The second dossier was prepared by academic and writer Gisela Heffes. It is centered on a subject that grows in importance every day: writers who write in Spanish, but live outside their own countries (in this case, in the United States). The subject is literary, but political at the same time. How is a national literature put together? Who decides which literatures belong to a minority, and why? And, most importantly, what role does literature written in Spanish play in the United States? Heffes tells us: “literature produced in Spanish in the United States would make up yet another distinct literature within the ‘national,’ although it must be understood that what is ‘national’ in the context of the United States is never defined as a whole. Rather, ‘national’ comprises a series of fragments that each correspond to a minority group, thus perpetuating their foreignness.” The title of this dossier is: “Dislocating Writing: Latin America Rewrites Estados Unidos,” and it features reflections by Cristina Rivera Garza, Claudia Salazar Jiménez, and Rodrigo Hasbún on the work of Lina Meruane, Silvia Molloy, and Carlos Yushimito, respectively.

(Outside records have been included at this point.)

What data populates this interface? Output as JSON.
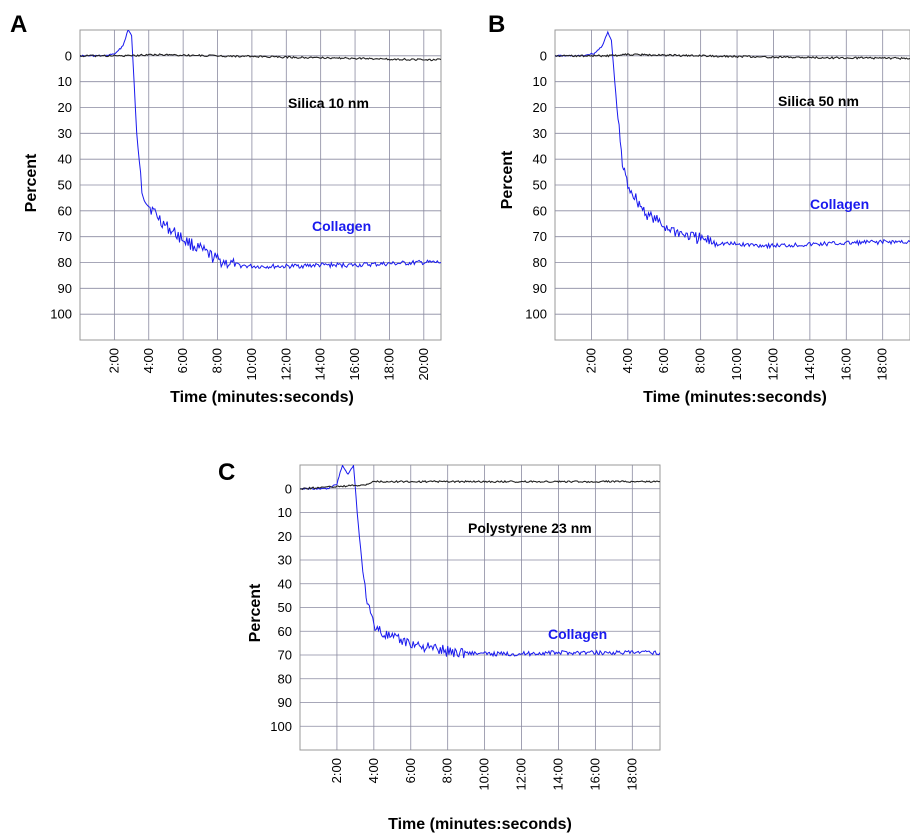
{
  "chart_data": [
    {
      "panel": "A",
      "type": "line",
      "xlabel": "Time (minutes:seconds)",
      "ylabel": "Percent",
      "annotation": "Silica 10 nm",
      "xlim": [
        0,
        21
      ],
      "ylim": [
        -10,
        110
      ],
      "y_inverted": true,
      "grid": true,
      "x_ticks": [
        "2:00",
        "4:00",
        "6:00",
        "8:00",
        "10:00",
        "12:00",
        "14:00",
        "16:00",
        "18:00",
        "20:00"
      ],
      "y_ticks": [
        "0",
        "10",
        "20",
        "30",
        "40",
        "50",
        "60",
        "70",
        "80",
        "90",
        "100"
      ],
      "series": [
        {
          "name": "Collagen",
          "color": "#1a1aee",
          "x": [
            0.0,
            1.5,
            2.1,
            2.5,
            2.8,
            3.0,
            3.3,
            3.6,
            4.0,
            4.5,
            5.0,
            6.0,
            7.0,
            8.0,
            9.0,
            10.0,
            12.0,
            14.0,
            16.0,
            18.0,
            20.0,
            21.0
          ],
          "y": [
            0,
            0,
            -1,
            -4,
            -10,
            -8,
            30,
            52,
            58,
            62,
            66,
            71,
            75,
            79,
            81,
            81.5,
            81.5,
            81,
            81,
            80.5,
            80,
            80
          ]
        },
        {
          "name": "",
          "color": "#222222",
          "x": [
            0.0,
            2.0,
            3.0,
            4.0,
            8.0,
            12.0,
            16.0,
            20.0,
            21.0
          ],
          "y": [
            0,
            0,
            0,
            -0.5,
            0,
            0.5,
            1,
            1.5,
            1.5
          ]
        }
      ]
    },
    {
      "panel": "B",
      "type": "line",
      "xlabel": "Time (minutes:seconds)",
      "ylabel": "Percent",
      "annotation": "Silica 50 nm",
      "xlim": [
        0,
        19.5
      ],
      "ylim": [
        -10,
        110
      ],
      "y_inverted": true,
      "grid": true,
      "x_ticks": [
        "2:00",
        "4:00",
        "6:00",
        "8:00",
        "10:00",
        "12:00",
        "14:00",
        "16:00",
        "18:00"
      ],
      "y_ticks": [
        "0",
        "10",
        "20",
        "30",
        "40",
        "50",
        "60",
        "70",
        "80",
        "90",
        "100"
      ],
      "series": [
        {
          "name": "Collagen",
          "color": "#1a1aee",
          "x": [
            0.0,
            1.5,
            2.2,
            2.6,
            2.9,
            3.1,
            3.4,
            3.7,
            4.0,
            4.5,
            5.0,
            6.0,
            7.0,
            8.0,
            9.0,
            10.0,
            12.0,
            14.0,
            16.0,
            18.0,
            19.5
          ],
          "y": [
            0,
            0,
            -1,
            -4,
            -9,
            -6,
            20,
            42,
            50,
            56,
            61,
            66,
            69,
            71,
            72.5,
            73,
            73.5,
            73,
            72.5,
            72,
            72
          ]
        },
        {
          "name": "",
          "color": "#222222",
          "x": [
            0.0,
            3.0,
            4.0,
            8.0,
            12.0,
            16.0,
            19.5
          ],
          "y": [
            0,
            0,
            -0.5,
            0,
            0.5,
            0.8,
            1
          ]
        }
      ]
    },
    {
      "panel": "C",
      "type": "line",
      "xlabel": "Time (minutes:seconds)",
      "ylabel": "Percent",
      "annotation": "Polystyrene 23 nm",
      "xlim": [
        0,
        19.5
      ],
      "ylim": [
        -10,
        110
      ],
      "y_inverted": true,
      "grid": true,
      "x_ticks": [
        "2:00",
        "4:00",
        "6:00",
        "8:00",
        "10:00",
        "12:00",
        "14:00",
        "16:00",
        "18:00"
      ],
      "y_ticks": [
        "0",
        "10",
        "20",
        "30",
        "40",
        "50",
        "60",
        "70",
        "80",
        "90",
        "100"
      ],
      "series": [
        {
          "name": "Collagen",
          "color": "#1a1aee",
          "x": [
            0.0,
            1.5,
            2.0,
            2.3,
            2.6,
            2.9,
            3.1,
            3.4,
            3.7,
            4.0,
            4.5,
            5.0,
            6.0,
            7.0,
            8.0,
            9.0,
            10.0,
            12.0,
            14.0,
            16.0,
            18.0,
            19.5
          ],
          "y": [
            0,
            0,
            -2,
            -10,
            -6,
            -10,
            10,
            35,
            50,
            57,
            61,
            63,
            65,
            67,
            68.5,
            69,
            69.5,
            69.5,
            69,
            69,
            69,
            69
          ]
        },
        {
          "name": "",
          "color": "#222222",
          "x": [
            0.0,
            2.0,
            3.5,
            4.0,
            8.0,
            12.0,
            16.0,
            19.5
          ],
          "y": [
            0,
            -1,
            -1.5,
            -3,
            -3,
            -3,
            -3,
            -3
          ]
        }
      ]
    }
  ]
}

In poetry, LALT presents work by Zakarías Zafra, Ricardo Montiel, and Alex Maldonado. In fiction, Aída Bortnik, Manuel Rojas, and Alejandro Jodorowsky. An interesting article by Christian Elguera speaks to us of the relationship between Haroldo de Campos and Octavio Paz, built around translations. Fabio Morábito, in his article “Writing in Someone Else’s House,” reflects on the expressive difficulties that emerge when writing in a language that is not one’s mother tongue. Still aboard is our permanent collaborator, César Ferreira, who, along with Susana Antunes, provides this issue’s spotlight on Brazilian literature with an interview of paulista writer Lucrecia Zappi. I couldn’t not mention the interview of translator Ellen Jones by our Translation Editor, Denise Kripper. Jones confirms, through her translation of the novel Nancy by Bruno Lloret, something that we already knew but that we should never forget: “In my opinion this is one of the best bits about being a translator: getting to advocate on behalf of authors you admire and whose work you love.”
Other texts also take up the virtual pages of Latin American Literature Today. We thank all those who made this issue possible, brought to life in the midst of a global crisis. To everyone, we send a fond embrace and our gratitude for helping literature continue to serve as that space of imagination where the speed is set by the reader and not the world.